Physicist disentangles 'Schrodinger's cat' debate
Physicist Art Hobson has offered a solution, within the framework of standard quantum physics, to the long-running debate about the nature of quantum measurement.
In an article published August 8 by Physical Review A, a journal of the American Physical Society, Hobson argues that the phenomenon known as "nonlocality" is key to understanding the measurement problem illustrated by "Schrodinger's cat."
In 1935, Nobel Laureate Erwin Schrodinger used the example of a cat in a closed box to illustrate the central paradox of quantum physics: microscopic particles such as electrons, photons or atoms can exist in two quantum states at once. These states are known as "superpositions."
"A measurement in quantum physics means using some sort of large-scale macroscopic device, such as a Geiger counter, to learn something about the quantum state of a microscopic system, such as an atom or a single photon," Hobson said. "Quantum theory seems to imply that if you connect the microscopic system to a large-scale measuring device that distinguishes between the two distinct states of the microscopic system, then the Geiger counter will be also 'entangled' into a superposition of existing in two simultaneous states. However, this is something that we never observe and is not acceptable."
Using Schrodinger's illustration, Hobson said the cat plays the role of the Geiger counter that is connected to a radioactive nucleus in order to determine the decayed or undecayed state of the nucleus. A "live cat" would be a macroscopic signal of an undecayed nucleus and a "dead cat" would be the macroscopic signal of a decayed nucleus. Quantum theory seems to say that the cat should therefore be entangled into a superposition of being both dead and alive, he said.
Instead, Hobson writes in his article that the cat's quantum state is "entangled" with the atom's state, implying that there is an important "nonlocal relation," or instantaneous action-at-a-distance, between the two. According to nonlocality, if any two entangled objects are sent in opposite directions and the state of one of them is altered, the second instantly alters its state in response no matter how far apart the two may be. Hobson cites direct experimental evidence supporting his analysis, from experiments performed in 1990 involving nonlocal observation of entangled pairs of photons.
"The strange thing is that the action happens instantly, with no time for light or an electromagnetic signal or radio signal to communicate between the two," Hobson said. "It is a single object that is behaving as a single object but it is in two different places. It doesn't matter what the distance is between them.
That phenomenon must be taken into account to resolve the measurement problem, he said. That means with Schrodinger's cat, the cat is no longer predicted to be both dead and alive. It is instead dead if the nucleus decays, and alive if the nucleus does not decay, just as one would expect.

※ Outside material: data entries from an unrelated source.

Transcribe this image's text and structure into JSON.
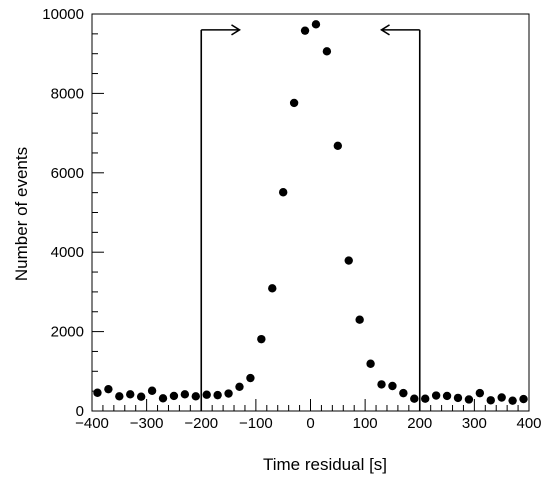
{
  "chart_data": {
    "type": "scatter",
    "title": "",
    "xlabel": "Time residual [s]",
    "ylabel": "Number of events",
    "xlim": [
      -400,
      400
    ],
    "ylim": [
      0,
      10000
    ],
    "x_ticks": [
      -400,
      -300,
      -200,
      -100,
      0,
      100,
      200,
      300,
      400
    ],
    "x_tick_labels": [
      "−400",
      "−300",
      "−200",
      "−100",
      "0",
      "100",
      "200",
      "300",
      "400"
    ],
    "y_ticks": [
      0,
      2000,
      4000,
      6000,
      8000,
      10000
    ],
    "y_tick_labels": [
      "0",
      "2000",
      "4000",
      "6000",
      "8000",
      "10000"
    ],
    "grid": false,
    "series": [
      {
        "x": [
          -390,
          -370,
          -350,
          -330,
          -310,
          -290,
          -270,
          -250,
          -230,
          -210,
          -190,
          -170,
          -150,
          -130,
          -110,
          -90,
          -70,
          -50,
          -30,
          -10,
          10,
          30,
          50,
          70,
          90,
          110,
          130,
          150,
          170,
          190,
          210,
          230,
          250,
          270,
          290,
          310,
          330,
          350,
          370,
          390
        ],
        "y": [
          460,
          550,
          370,
          420,
          360,
          510,
          320,
          380,
          420,
          370,
          410,
          400,
          440,
          610,
          830,
          1810,
          3090,
          5510,
          7760,
          9580,
          9740,
          9060,
          6680,
          3790,
          2300,
          1190,
          670,
          630,
          450,
          310,
          310,
          390,
          380,
          330,
          290,
          450,
          270,
          340,
          260,
          300
        ]
      }
    ],
    "annotations": [
      {
        "type": "selection-window",
        "x_start": -200,
        "x_end": 200,
        "y_top": 9600,
        "arrow_length": 70
      }
    ]
  }
}
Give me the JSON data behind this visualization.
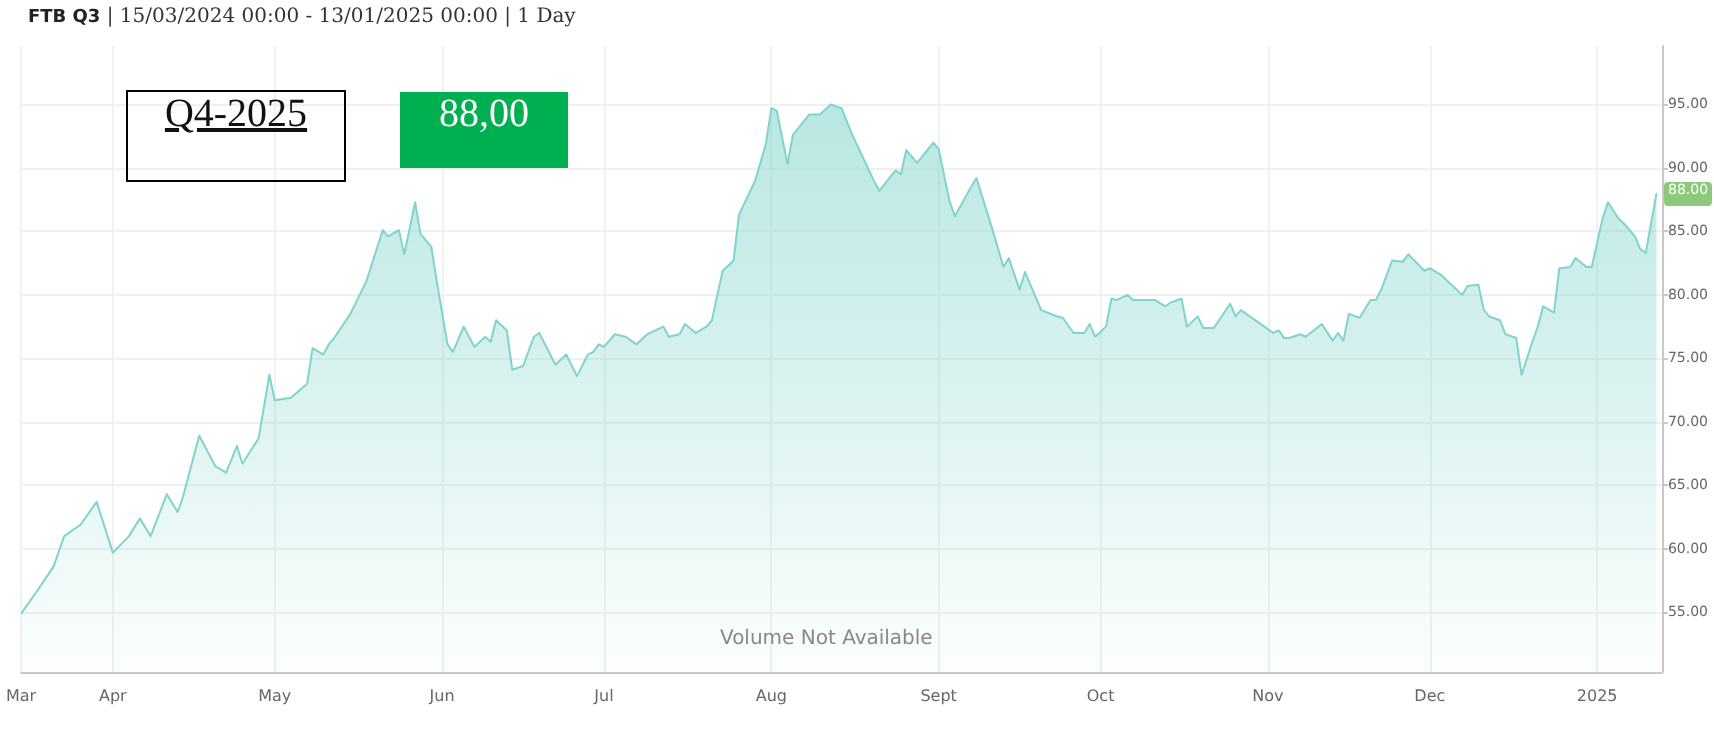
{
  "chart_data": {
    "type": "area",
    "title": "FTB Q3",
    "subtitle": "| 15/03/2024 00:00 - 13/01/2025 00:00 | 1 Day",
    "annotations": [
      "Q4-2025",
      "88,00",
      "Volume Not Available",
      {
        "text": "88.00",
        "x": "2025-01-12",
        "y": 88
      }
    ],
    "xlim": [
      "2024-03-15",
      "2025-01-13"
    ],
    "xticks": [
      {
        "value": "2024-03-15",
        "label": "Mar"
      },
      {
        "value": "2024-04-01",
        "label": "Apr"
      },
      {
        "value": "2024-05-01",
        "label": "May"
      },
      {
        "value": "2024-06-01",
        "label": "Jun"
      },
      {
        "value": "2024-07-01",
        "label": "Jul"
      },
      {
        "value": "2024-08-01",
        "label": "Aug"
      },
      {
        "value": "2024-09-01",
        "label": "Sept"
      },
      {
        "value": "2024-10-01",
        "label": "Oct"
      },
      {
        "value": "2024-11-01",
        "label": "Nov"
      },
      {
        "value": "2024-12-01",
        "label": "Dec"
      },
      {
        "value": "2025-01-01",
        "label": "2025"
      }
    ],
    "ylim": [
      50.3,
      99.6
    ],
    "yticks": [
      {
        "value": 55,
        "label": "55.00"
      },
      {
        "value": 60,
        "label": "60.00"
      },
      {
        "value": 65,
        "label": "65.00"
      },
      {
        "value": 70,
        "label": "70.00"
      },
      {
        "value": 75,
        "label": "75.00"
      },
      {
        "value": 80,
        "label": "80.00"
      },
      {
        "value": 85,
        "label": "85.00"
      },
      {
        "value": 90,
        "label": "90.00"
      },
      {
        "value": 95,
        "label": "95.00"
      }
    ],
    "grid": true,
    "x": [
      "2024-03-15",
      "2024-03-18",
      "2024-03-21",
      "2024-03-23",
      "2024-03-26",
      "2024-03-29",
      "2024-04-01",
      "2024-04-04",
      "2024-04-06",
      "2024-04-08",
      "2024-04-11",
      "2024-04-13",
      "2024-04-14",
      "2024-04-17",
      "2024-04-20",
      "2024-04-22",
      "2024-04-24",
      "2024-04-25",
      "2024-04-28",
      "2024-04-30",
      "2024-05-01",
      "2024-05-04",
      "2024-05-07",
      "2024-05-08",
      "2024-05-10",
      "2024-05-11",
      "2024-05-12",
      "2024-05-15",
      "2024-05-18",
      "2024-05-21",
      "2024-05-22",
      "2024-05-24",
      "2024-05-25",
      "2024-05-27",
      "2024-05-28",
      "2024-05-30",
      "2024-05-31",
      "2024-06-02",
      "2024-06-03",
      "2024-06-05",
      "2024-06-07",
      "2024-06-09",
      "2024-06-10",
      "2024-06-11",
      "2024-06-13",
      "2024-06-14",
      "2024-06-16",
      "2024-06-18",
      "2024-06-19",
      "2024-06-22",
      "2024-06-24",
      "2024-06-26",
      "2024-06-28",
      "2024-06-29",
      "2024-06-30",
      "2024-07-01",
      "2024-07-03",
      "2024-07-05",
      "2024-07-07",
      "2024-07-09",
      "2024-07-12",
      "2024-07-13",
      "2024-07-15",
      "2024-07-16",
      "2024-07-18",
      "2024-07-20",
      "2024-07-21",
      "2024-07-22",
      "2024-07-23",
      "2024-07-25",
      "2024-07-26",
      "2024-07-29",
      "2024-07-31",
      "2024-08-01",
      "2024-08-02",
      "2024-08-04",
      "2024-08-05",
      "2024-08-08",
      "2024-08-10",
      "2024-08-12",
      "2024-08-14",
      "2024-08-16",
      "2024-08-20",
      "2024-08-21",
      "2024-08-24",
      "2024-08-25",
      "2024-08-26",
      "2024-08-28",
      "2024-08-31",
      "2024-09-01",
      "2024-09-03",
      "2024-09-04",
      "2024-09-07",
      "2024-09-08",
      "2024-09-11",
      "2024-09-13",
      "2024-09-14",
      "2024-09-16",
      "2024-09-17",
      "2024-09-20",
      "2024-09-23",
      "2024-09-24",
      "2024-09-26",
      "2024-09-28",
      "2024-09-29",
      "2024-09-30",
      "2024-10-02",
      "2024-10-03",
      "2024-10-04",
      "2024-10-06",
      "2024-10-07",
      "2024-10-11",
      "2024-10-13",
      "2024-10-14",
      "2024-10-16",
      "2024-10-17",
      "2024-10-19",
      "2024-10-20",
      "2024-10-22",
      "2024-10-25",
      "2024-10-26",
      "2024-10-27",
      "2024-11-02",
      "2024-11-03",
      "2024-11-04",
      "2024-11-05",
      "2024-11-07",
      "2024-11-08",
      "2024-11-11",
      "2024-11-13",
      "2024-11-14",
      "2024-11-15",
      "2024-11-16",
      "2024-11-18",
      "2024-11-20",
      "2024-11-21",
      "2024-11-22",
      "2024-11-24",
      "2024-11-26",
      "2024-11-27",
      "2024-11-30",
      "2024-12-01",
      "2024-12-03",
      "2024-12-05",
      "2024-12-07",
      "2024-12-08",
      "2024-12-10",
      "2024-12-11",
      "2024-12-12",
      "2024-12-14",
      "2024-12-15",
      "2024-12-17",
      "2024-12-18",
      "2024-12-20",
      "2024-12-21",
      "2024-12-22",
      "2024-12-24",
      "2024-12-25",
      "2024-12-27",
      "2024-12-28",
      "2024-12-30",
      "2024-12-31",
      "2025-01-02",
      "2025-01-03",
      "2025-01-05",
      "2025-01-06",
      "2025-01-08",
      "2025-01-09",
      "2025-01-10",
      "2025-01-12"
    ],
    "series": [
      {
        "color": "#80d4cc",
        "values": [
          54.9,
          56.7,
          58.6,
          61.0,
          61.9,
          63.7,
          59.7,
          61.0,
          62.4,
          61.0,
          64.3,
          62.9,
          64.1,
          68.9,
          66.5,
          66.0,
          68.1,
          66.7,
          68.7,
          73.7,
          71.7,
          71.9,
          73.0,
          75.8,
          75.3,
          76.1,
          76.6,
          78.5,
          81.1,
          85.1,
          84.6,
          85.1,
          83.2,
          87.3,
          84.8,
          83.8,
          81.1,
          76.1,
          75.5,
          77.5,
          75.9,
          76.7,
          76.3,
          78.0,
          77.2,
          74.1,
          74.4,
          76.7,
          77.0,
          74.5,
          75.3,
          73.6,
          75.3,
          75.5,
          76.1,
          75.9,
          76.9,
          76.7,
          76.1,
          76.9,
          77.5,
          76.7,
          76.9,
          77.7,
          77.0,
          77.5,
          78.0,
          80.0,
          81.9,
          82.7,
          86.3,
          89.0,
          91.9,
          94.7,
          94.5,
          90.3,
          92.6,
          94.2,
          94.2,
          95.0,
          94.7,
          92.6,
          89.0,
          88.2,
          89.8,
          89.5,
          91.4,
          90.4,
          92.0,
          91.5,
          87.4,
          86.2,
          88.5,
          89.2,
          85.1,
          82.2,
          82.9,
          80.4,
          81.8,
          78.8,
          78.3,
          78.2,
          77.0,
          77.0,
          77.7,
          76.7,
          77.5,
          79.7,
          79.6,
          80.0,
          79.6,
          79.6,
          79.1,
          79.4,
          79.7,
          77.5,
          78.3,
          77.4,
          77.4,
          79.3,
          78.3,
          78.8,
          77.0,
          77.2,
          76.6,
          76.6,
          76.9,
          76.7,
          77.7,
          76.4,
          77.0,
          76.4,
          78.5,
          78.2,
          79.6,
          79.6,
          80.4,
          82.7,
          82.6,
          83.2,
          81.9,
          82.1,
          81.6,
          80.8,
          80.0,
          80.7,
          80.8,
          78.8,
          78.3,
          78.0,
          76.9,
          76.6,
          73.7,
          76.3,
          77.5,
          79.1,
          78.6,
          82.1,
          82.2,
          82.9,
          82.2,
          82.2,
          86.0,
          87.3,
          86.0,
          85.6,
          84.6,
          83.6,
          83.3,
          88.0
        ]
      }
    ]
  }
}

According to Hobson, since 1978, three previous published analyses have suggested similar solutions to the measurement problem, but the earlier solutions were little noticed at the time and the debate continued, "leading to confusion and even to pseudoscientific claims about the implications of quantum physics," he said.
"It's important to sort out the foundations of quantum physics," Hobson said. "This theory is more than a century old now, and these ideas have been out there but they haven't been noticed or taken seriously enough. It is my hope that this resolution of the measurement problem will now be accepted by the quantum foundations community."